2012 note: This guide has been retained on the site because it contains much that is still useful. However, some parts of the technological advice are becoming quaint!
Who's this guide for?
I wrote this guide for anyone who is interested in alternative worship, but who hasn't tried doing it before. You may have visited a service which was described as 'alternative worship'. If so, this guide may give you some idea whether that description was accurate or helpful. When groups of people start doing alternative worship, they often need a bit of advice, inspiration or empowerment to really believe they can do it. Believe me, if you want to do it, you can do it.
Who's this guide by?
My name's Paul Roberts. I've been doing alternative worship continuously since 1993, and first experienced it in 1990. I was one of the small group of people who founded the Third Sunday Service in Bristol, England, which became Resonance and has now evolved into Foundation. Over the years I've had the pleasure of getting to know many others from around the world who have done similar things, and some of the contents of these pages reflects the wisdom I have learned from them. Thank you people! After 13 years of doing alternative worship, I still love it.
What this guide isn't for:
I haven't done much introduction to the 'why' of alternative worship. For further information on that, follow the link called 'definitions' on the main menu above.
So off we go...
Building a team
You're about to take steps on a creative journey. Building an alternative worship service cannot be done by one person alone. Neither can it be the fruit of a single imagination. You need a group of people with you. It took me over two years - from 1991 to 1993 - before finding a group of people committed to creating this kind of worship environment. Even then, it may be several months before you all feel ready to make a first step.
Meet together. Eat and drink together. Dream together. Find out what each other is good at, or passionate about. Discover new skills and teach them to one another. Learn what it means to have a shared imagination. Learn good group dynamics: some people may be instinctively better at this than others, so give yourselves time to settle down as a group. Learn to compromise together in the interests of something you can all own.
Finally, when you are ready you need a venue and relationships with people who will support you.
So - are you going to go it alone, or are you going to be part of some pre-existing Church grouping?
The alternative worship world is divided on this question: for some groups, the world of established Christianity is the very thing that they're trying to escape from. They don't want to be part of someone else's project, with hidden agendas of growing someone's church.

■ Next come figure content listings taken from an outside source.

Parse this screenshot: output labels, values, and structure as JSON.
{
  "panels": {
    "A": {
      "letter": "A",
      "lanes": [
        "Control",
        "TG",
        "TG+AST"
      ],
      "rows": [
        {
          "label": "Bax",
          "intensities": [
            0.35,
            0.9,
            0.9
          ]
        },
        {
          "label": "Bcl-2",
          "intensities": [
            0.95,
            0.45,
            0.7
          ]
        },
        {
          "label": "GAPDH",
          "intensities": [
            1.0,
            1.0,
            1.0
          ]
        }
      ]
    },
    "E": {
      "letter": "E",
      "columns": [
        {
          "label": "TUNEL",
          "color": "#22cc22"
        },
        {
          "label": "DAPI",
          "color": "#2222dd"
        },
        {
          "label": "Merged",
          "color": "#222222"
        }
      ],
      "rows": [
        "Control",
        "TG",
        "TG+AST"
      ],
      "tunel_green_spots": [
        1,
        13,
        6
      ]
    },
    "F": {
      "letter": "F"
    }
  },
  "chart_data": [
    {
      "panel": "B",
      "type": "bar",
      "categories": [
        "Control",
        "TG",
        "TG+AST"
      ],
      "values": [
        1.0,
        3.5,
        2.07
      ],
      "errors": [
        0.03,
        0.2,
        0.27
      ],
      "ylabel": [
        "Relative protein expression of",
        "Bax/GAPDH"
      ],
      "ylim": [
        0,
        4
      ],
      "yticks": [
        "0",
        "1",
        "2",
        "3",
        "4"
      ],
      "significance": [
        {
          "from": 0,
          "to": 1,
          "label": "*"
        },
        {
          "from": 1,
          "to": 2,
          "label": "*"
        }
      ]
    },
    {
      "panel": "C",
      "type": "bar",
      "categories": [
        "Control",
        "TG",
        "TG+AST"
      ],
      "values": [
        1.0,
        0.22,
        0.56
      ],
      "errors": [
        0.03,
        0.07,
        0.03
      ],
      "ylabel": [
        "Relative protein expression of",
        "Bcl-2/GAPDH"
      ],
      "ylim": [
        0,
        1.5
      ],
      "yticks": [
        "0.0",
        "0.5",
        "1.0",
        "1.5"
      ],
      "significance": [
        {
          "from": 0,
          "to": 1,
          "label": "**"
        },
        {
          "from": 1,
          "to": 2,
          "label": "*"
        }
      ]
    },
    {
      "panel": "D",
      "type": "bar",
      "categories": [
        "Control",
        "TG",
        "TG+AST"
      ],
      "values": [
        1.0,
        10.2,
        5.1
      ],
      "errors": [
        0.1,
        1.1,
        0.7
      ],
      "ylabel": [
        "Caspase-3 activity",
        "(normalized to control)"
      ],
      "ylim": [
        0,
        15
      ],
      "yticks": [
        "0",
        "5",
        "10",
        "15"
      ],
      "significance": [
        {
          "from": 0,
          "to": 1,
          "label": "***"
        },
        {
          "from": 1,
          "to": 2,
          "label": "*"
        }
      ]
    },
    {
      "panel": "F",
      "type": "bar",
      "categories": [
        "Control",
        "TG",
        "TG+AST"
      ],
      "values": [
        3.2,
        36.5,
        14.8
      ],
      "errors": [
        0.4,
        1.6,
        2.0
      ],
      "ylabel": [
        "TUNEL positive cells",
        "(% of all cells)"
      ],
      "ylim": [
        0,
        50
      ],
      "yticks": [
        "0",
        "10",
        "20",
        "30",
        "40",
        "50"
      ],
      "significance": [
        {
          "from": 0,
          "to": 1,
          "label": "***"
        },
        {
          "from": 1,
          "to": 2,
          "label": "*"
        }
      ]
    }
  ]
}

Often, leaders of 'regular' churches see alternative worship as a way of feeding new members into existing church services, after a suitable induction period in the alternative group. This is misguided, for if alternative worship really succeeds, then it becomes an authentic expression of worship and faith in its own right. Anyone who belongs to an alternative worshipping community will see little point joining a regular form of worship at some later stage. That is why, for many, there is too much baggage involved when joining something which is effectively part of a larger, more usual, church setting.
On the other hand, there are also examples where alternative worship has successfully existing alongside more usual forms of church life. For this to work, it is vital that the leadership and membership of the wider church realise that the alternative worship setting is 'real church' in its own right, and allow it to exist as a discrete congregation and develop its own ways of doing things.
It's equally important that those in the alternative worship service realise that they have a responsibility in belonging to a wider community, and are prepared to take the rough with the smooth in that relationship. The leadership of any church that includes an alternative worship service must be fully committed to the people and the vision behind that service, otherwise relationships could become difficult at some later stage.
Venues - church or elsewhere?
The choice of venue is dictated partly by whether you are part of an existing church or not, and partly by whether meeting in an existing church premises is seen as helping or hindering the mission, outreach and appeal of your service.
For groups wanting to put clear water between themselves and regular church, a church venue is the last thing they are likely to want. Whereas for groups who maintain a relationship with a church, meeting in the church might or might not be what they want to do. A number of alternative worship groups meet in pubs and bars, where non-church people feel less intimidated. Others meet quite happily in church buildings, often enjoying the ancient ambience that some classic church architecture can conjure up.
If you don't meet in a church, there may well be cost implications which you will have to face - which can be quite intimidating to a new group. Independent groups will need to be careful of accepting the hospitality of churches unless it is quite clear in the relationship that what you are doing is your own thing, and not seen by the host church as an 'outsourcing' of its own services.